Friday, May 30, 2008
Self-Diagnosed Knitting Malaise
Malaise - Not Maynoise. According to Wickipedia:
Malaise is a feeling of general discomfort or uneasiness, an "out of sorts" feeling, often the first indication of an infection or other disease. Often defined in medicinal research as a "general feeling of being unwell". This usage may have originated in folk medicine, but it is adopted from the French word meaning "discomfort," "feeling faint," "feeling sick."
While I feel fine physically, the general discomfort, discontent and uneasiness described in the definition fits. This feeling has been with me for a several weeks now. Not depression - just un-eas-i-ness. Like something big is about to drop out of the sky. Don't know quite why. But . . . anyway, enough already about my general mental quirks.
The malaise feeling has spread, or is perhaps exemplified by my knitting life. I have that annoying feeling that I have way TOOOOOOO many projects on the needles, UFO'd or whatever.
On the Needles - As far as actually on the needles, let's see, I am currently working on Talia - only I'm kinda not really knitting this week, just thinking about it. My knitting moments have come few and far between, and when they have appeared, I haven't had the Talia vest along with me to knit. It's getting at that big, bulky, AWKWARD stage to carry around. So I have to knit it at home, but I haven't been knitting at home in the evening as I usually do. Instead, I've been downloading podcasts at night and watching old episodes of The Office.
I have a bunch of unfinished things that are niggling at me from the recesses of my yarn closet. Like, there's Wrap Me Up - that one really calls to me right now. I started it last August on the way to Stitches and I really find myself wanting to work on it again and finally finish it. But dang it, that thing is even bigger than Talia and isn't a good take-along project.

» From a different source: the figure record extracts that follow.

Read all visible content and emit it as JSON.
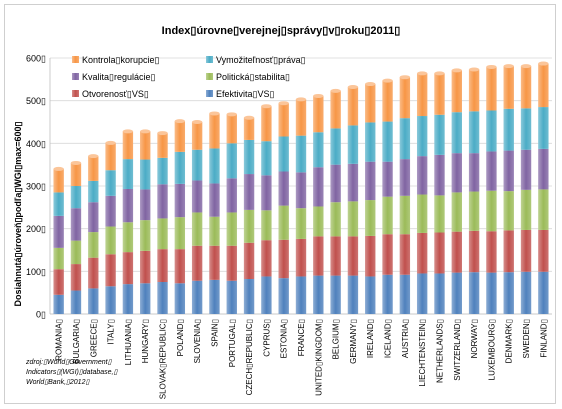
{
  "chart_data": {
    "type": "bar",
    "stacked": true,
    "title": "Index▯úrovne▯verejnej▯správy▯v▯roku▯2011▯",
    "ylabel": "Dosiahnutá▯úroveň▯podľa▯WGI▯max=600▯",
    "ylim": [
      0,
      600
    ],
    "yticks": [
      "0▯",
      "100▯",
      "200▯",
      "300▯",
      "400▯",
      "500▯",
      "600▯"
    ],
    "grid": true,
    "legend_position": "top-left",
    "categories": [
      "ROMANIA▯",
      "BULGARIA▯",
      "GREECE▯",
      "ITALY▯",
      "LITHUANIA▯",
      "HUNGARY▯",
      "SLOVAK▯REPUBLIC▯",
      "POLAND▯",
      "SLOVENIA▯",
      "SPAIN▯",
      "PORTUGAL▯",
      "CZECH▯REPUBLIC▯",
      "CYPRUS▯",
      "ESTONIA▯",
      "FRANCE▯",
      "UNITED▯KINGDOM▯",
      "BELGIUM▯",
      "GERMANY▯",
      "IRELAND▯",
      "ICELAND▯",
      "AUSTRIA▯",
      "LIECHTENSTEIN▯",
      "NETHERLANDS▯",
      "SWITZERLAND▯",
      "NORWAY▯",
      "LUXEMBOURG▯",
      "DENMARK▯",
      "SWEDEN▯",
      "FINLAND▯"
    ],
    "series": [
      {
        "name": "Efektivita▯VS▯",
        "color": "#4f81bd",
        "values": [
          45,
          55,
          60,
          65,
          70,
          72,
          75,
          72,
          78,
          80,
          78,
          82,
          88,
          84,
          88,
          90,
          90,
          90,
          88,
          92,
          92,
          95,
          95,
          97,
          98,
          97,
          98,
          99,
          99
        ]
      },
      {
        "name": "Otvorenosť▯VS▯",
        "color": "#c0504d",
        "values": [
          60,
          62,
          72,
          75,
          75,
          76,
          77,
          80,
          82,
          80,
          82,
          85,
          85,
          90,
          88,
          92,
          92,
          92,
          95,
          95,
          95,
          95,
          96,
          96,
          97,
          97,
          98,
          98,
          98
        ]
      },
      {
        "name": "Politická▯stabilita▯",
        "color": "#9bbb59",
        "values": [
          50,
          55,
          60,
          65,
          70,
          72,
          72,
          75,
          78,
          68,
          78,
          77,
          70,
          80,
          72,
          70,
          80,
          82,
          84,
          88,
          90,
          90,
          87,
          92,
          92,
          95,
          92,
          94,
          95
        ]
      },
      {
        "name": "Kvalita▯regulácie▯",
        "color": "#8064a2",
        "values": [
          75,
          76,
          70,
          72,
          78,
          72,
          80,
          78,
          75,
          78,
          80,
          84,
          82,
          80,
          84,
          92,
          88,
          88,
          90,
          82,
          86,
          90,
          95,
          92,
          90,
          92,
          95,
          94,
          95
        ]
      },
      {
        "name": "Vymožiteľnosť▯práva▯",
        "color": "#4bacc6",
        "values": [
          55,
          52,
          50,
          60,
          70,
          70,
          62,
          75,
          72,
          82,
          82,
          80,
          80,
          82,
          86,
          82,
          85,
          90,
          92,
          94,
          96,
          94,
          94,
          96,
          98,
          96,
          98,
          97,
          98
        ]
      },
      {
        "name": "Kontrola▯korupcie▯",
        "color": "#f79646",
        "values": [
          55,
          54,
          58,
          64,
          65,
          66,
          58,
          72,
          65,
          82,
          68,
          52,
          82,
          78,
          85,
          85,
          88,
          90,
          90,
          96,
          96,
          100,
          97,
          98,
          98,
          102,
          100,
          99,
          102
        ]
      }
    ]
  },
  "source_note": [
    "zdroj:▯World▯Government▯",
    "Indicators▯(WGI)▯database,▯",
    "World▯Bank,▯2012▯"
  ]
}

Then there's crochet that has been calling to me again as well. I've been wanting to go back and work on my Larger Than Life crochet bag, which I've only completed one square of. Remember that one? It would be a fun carry-along project. The yarn is Berroco Comfort, which is a fabulously soft acylic yarn. I'm making this bag in 1970's colors and if I could find a regular tote to sew these onto in order to avoid having to sew an actual bag myself, I would probably be more motivated to work on this project.
And then there's socks - I've been wanting to go back and do a pair of socks from the Morgan-Oaks 2-At-A-Time Sock book. I downright LOVE that danged book. So I may just break down and cast on a new pair from her book. But I hate starting anything new yet. If I'm gonna work on socks, I really should first do the mate for this one.
The organized (and sane) side of me says that I probably need to do that thing again where I sit donw and make a list of all my projects - the almost finished, the started but abadoned (UFOs) and the stuff I really want to make and get them in some priority.
But something in me says, "I need to have FUN - isn't knitting supposed to be a source of FUN". Speaking of fun, I'd better QUICKLY get ready for work. But I think tomorrow is going to be spent having some fun for a change. Yeah!!
Question to the Peanut Gallery: what do you knit when you are confused about what to do next? Does Ravelry make that project confusion worse, or is it just me? Yet I LOOOOOVVVVE Ravelry. And now podcasts. I think I'm getting myself more and more confused.